One day dread. Not now. But the narrator already knows the future they're building toward. They can see it. And they're walking into it anyway. "I'm caught up in a web" makes the trap explicit, but the web imagery is interesting because webs aren't violent. They're quiet. Sticky. You don't notice until you try to move. Running underneath all of this is the background vocal refrain about a swinging pendulum and craving more tempo, more sound. It adds a sense of inevitability, of cycles that can't be stopped, which mirrors exactly what the narrator is describing: a pull they can feel but can't break.

Outro

No resolution, just truth

The outro doesn't wrap anything up. It just lets the confession breathe one more time.

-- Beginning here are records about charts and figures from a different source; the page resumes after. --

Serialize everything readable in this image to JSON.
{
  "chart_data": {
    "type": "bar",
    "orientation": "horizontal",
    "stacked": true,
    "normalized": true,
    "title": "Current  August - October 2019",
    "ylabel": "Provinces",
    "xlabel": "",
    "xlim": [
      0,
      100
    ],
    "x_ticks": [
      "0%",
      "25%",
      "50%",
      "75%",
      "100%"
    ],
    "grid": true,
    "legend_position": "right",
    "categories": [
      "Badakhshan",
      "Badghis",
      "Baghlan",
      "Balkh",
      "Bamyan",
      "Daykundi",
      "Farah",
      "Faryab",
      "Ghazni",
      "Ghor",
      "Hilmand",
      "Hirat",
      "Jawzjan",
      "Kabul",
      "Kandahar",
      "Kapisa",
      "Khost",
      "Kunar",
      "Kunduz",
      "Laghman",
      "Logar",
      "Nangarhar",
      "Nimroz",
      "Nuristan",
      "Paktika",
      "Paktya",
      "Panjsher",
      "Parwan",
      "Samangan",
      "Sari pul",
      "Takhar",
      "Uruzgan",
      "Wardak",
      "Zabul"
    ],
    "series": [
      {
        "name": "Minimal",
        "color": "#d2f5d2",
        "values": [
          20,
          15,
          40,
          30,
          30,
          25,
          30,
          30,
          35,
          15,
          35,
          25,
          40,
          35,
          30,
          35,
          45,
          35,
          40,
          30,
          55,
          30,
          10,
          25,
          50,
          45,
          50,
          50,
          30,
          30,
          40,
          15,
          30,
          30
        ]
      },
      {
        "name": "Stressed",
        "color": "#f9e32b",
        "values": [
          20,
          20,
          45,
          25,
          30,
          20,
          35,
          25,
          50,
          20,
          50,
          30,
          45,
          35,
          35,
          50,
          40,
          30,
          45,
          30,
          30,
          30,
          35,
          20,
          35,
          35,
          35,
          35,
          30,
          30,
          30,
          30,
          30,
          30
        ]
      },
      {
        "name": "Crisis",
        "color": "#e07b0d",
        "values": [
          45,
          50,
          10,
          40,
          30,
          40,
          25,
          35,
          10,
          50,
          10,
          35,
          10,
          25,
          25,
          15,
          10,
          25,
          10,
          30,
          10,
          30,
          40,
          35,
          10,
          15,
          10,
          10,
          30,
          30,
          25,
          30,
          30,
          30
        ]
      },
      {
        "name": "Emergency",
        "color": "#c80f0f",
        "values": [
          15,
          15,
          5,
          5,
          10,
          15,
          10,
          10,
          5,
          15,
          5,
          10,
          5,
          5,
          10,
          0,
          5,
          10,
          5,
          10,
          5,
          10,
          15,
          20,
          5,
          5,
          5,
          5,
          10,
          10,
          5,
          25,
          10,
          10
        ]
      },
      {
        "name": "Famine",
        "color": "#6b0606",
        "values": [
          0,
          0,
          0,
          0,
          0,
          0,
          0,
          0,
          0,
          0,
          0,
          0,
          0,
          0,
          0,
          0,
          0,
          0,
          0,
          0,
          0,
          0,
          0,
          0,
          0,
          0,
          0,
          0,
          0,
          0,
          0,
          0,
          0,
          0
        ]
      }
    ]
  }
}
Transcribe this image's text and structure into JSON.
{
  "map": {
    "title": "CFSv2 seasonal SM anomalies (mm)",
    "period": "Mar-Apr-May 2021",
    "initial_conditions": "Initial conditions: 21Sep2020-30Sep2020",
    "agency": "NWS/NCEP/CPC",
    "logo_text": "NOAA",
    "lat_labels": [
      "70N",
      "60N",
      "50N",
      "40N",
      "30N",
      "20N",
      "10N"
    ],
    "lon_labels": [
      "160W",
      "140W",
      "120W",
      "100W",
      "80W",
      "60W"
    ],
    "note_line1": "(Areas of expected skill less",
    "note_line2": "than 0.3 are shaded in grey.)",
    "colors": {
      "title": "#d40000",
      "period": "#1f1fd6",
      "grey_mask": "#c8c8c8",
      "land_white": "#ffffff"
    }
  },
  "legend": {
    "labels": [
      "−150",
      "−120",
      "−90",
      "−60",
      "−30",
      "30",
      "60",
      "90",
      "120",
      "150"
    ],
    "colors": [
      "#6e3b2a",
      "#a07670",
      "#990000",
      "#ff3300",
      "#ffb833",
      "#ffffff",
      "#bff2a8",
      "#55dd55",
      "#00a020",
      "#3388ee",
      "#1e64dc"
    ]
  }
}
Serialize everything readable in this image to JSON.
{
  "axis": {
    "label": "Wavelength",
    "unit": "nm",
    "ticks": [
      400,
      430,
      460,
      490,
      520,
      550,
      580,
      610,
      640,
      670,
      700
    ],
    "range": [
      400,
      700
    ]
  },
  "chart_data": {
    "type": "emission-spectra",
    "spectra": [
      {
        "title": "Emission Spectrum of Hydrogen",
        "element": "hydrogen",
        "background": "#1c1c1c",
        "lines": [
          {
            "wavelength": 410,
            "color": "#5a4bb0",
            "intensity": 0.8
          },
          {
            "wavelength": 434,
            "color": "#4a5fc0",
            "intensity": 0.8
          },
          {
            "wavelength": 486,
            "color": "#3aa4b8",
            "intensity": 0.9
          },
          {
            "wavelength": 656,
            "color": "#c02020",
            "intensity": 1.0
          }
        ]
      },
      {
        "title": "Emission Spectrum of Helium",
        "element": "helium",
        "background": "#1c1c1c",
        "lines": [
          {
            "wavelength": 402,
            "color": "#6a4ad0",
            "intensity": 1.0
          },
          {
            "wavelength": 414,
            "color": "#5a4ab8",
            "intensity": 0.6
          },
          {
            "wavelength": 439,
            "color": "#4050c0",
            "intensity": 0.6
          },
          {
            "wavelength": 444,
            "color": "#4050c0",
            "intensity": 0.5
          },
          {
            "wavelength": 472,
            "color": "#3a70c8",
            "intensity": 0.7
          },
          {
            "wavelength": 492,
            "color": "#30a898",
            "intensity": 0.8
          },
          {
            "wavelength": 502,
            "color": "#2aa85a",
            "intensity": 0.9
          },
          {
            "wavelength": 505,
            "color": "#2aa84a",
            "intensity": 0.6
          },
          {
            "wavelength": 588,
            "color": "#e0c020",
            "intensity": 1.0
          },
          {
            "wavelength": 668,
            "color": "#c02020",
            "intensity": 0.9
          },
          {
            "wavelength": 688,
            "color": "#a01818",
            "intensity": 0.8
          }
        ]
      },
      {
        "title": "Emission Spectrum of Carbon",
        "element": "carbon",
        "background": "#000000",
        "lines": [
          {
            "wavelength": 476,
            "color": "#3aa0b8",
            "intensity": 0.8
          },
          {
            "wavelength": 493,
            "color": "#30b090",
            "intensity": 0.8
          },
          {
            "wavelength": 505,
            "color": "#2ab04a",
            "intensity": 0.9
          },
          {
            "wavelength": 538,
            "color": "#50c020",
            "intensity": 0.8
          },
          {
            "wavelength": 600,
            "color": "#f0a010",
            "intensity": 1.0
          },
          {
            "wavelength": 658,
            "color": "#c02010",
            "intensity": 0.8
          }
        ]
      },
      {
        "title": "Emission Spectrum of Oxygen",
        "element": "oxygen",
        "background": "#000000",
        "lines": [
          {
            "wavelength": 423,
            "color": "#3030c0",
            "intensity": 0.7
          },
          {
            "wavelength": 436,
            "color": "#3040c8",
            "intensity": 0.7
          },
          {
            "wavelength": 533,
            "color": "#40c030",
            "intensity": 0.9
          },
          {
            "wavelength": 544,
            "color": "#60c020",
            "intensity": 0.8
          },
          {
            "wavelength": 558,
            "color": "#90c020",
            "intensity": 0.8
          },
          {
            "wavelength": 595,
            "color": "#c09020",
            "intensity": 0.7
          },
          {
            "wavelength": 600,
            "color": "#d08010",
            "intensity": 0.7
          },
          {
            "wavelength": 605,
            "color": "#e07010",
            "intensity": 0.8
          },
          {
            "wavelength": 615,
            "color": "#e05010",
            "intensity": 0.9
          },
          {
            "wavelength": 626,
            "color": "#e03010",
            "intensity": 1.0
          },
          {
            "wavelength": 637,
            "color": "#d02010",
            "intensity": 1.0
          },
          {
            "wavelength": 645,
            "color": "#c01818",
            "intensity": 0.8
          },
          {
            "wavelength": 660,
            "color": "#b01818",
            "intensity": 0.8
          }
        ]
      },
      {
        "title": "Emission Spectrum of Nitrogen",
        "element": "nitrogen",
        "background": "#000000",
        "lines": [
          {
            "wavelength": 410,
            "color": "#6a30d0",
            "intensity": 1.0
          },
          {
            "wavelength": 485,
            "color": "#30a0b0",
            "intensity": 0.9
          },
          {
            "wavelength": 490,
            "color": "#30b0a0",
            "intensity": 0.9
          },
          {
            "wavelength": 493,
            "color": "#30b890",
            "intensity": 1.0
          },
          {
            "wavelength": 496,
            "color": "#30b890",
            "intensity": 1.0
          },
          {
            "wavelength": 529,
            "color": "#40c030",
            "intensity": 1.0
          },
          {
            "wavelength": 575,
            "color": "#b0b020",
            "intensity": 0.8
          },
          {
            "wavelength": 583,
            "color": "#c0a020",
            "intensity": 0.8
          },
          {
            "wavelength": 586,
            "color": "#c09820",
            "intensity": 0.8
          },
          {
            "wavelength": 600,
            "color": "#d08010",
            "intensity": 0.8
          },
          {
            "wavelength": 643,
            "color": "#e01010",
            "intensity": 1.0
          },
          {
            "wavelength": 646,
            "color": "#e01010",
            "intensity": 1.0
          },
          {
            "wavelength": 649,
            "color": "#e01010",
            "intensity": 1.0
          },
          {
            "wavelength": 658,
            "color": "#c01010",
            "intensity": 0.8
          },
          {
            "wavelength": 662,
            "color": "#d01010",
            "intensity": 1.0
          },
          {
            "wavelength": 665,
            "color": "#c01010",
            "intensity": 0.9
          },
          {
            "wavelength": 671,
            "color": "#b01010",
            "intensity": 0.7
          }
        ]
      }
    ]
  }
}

"Oh, that's just how I get"

The "oh" at the start changes the feeling slightly. It's softer. More tired. Less like a declaration and more like someone exhaling after a long night of being honest with themselves. The pendulum keeps swinging in the background. The craving for more sound keeps cycling. Nothing has been fixed. Nothing has been decided. The narrator is exactly where they were at the start of the song, only now they've said it out loud.

Conclusion

Knowing and staying anyway

The question the song opens with, has addiction come for me, never gets a clean answer. Because the song understands something true about this kind of feeling: the answer doesn't matter as much as the asking. What Laufey is really tracing here is the gap between self-knowledge and self-control. The narrator knows everything. They know this person has "awful corners." They know this journey will one day become something they dread. They know they're in a web. And none of it moves them an inch. That's the horror they're talking about. Not the love itself, but the discovery that knowing isn't enough to save you. "How I Get" is ultimately about what it feels like to meet the part of yourself that doesn't respond to reason, that quiet, hungry, slightly terrifying part that just wants what it wants. Most people would rather not name it. This song does.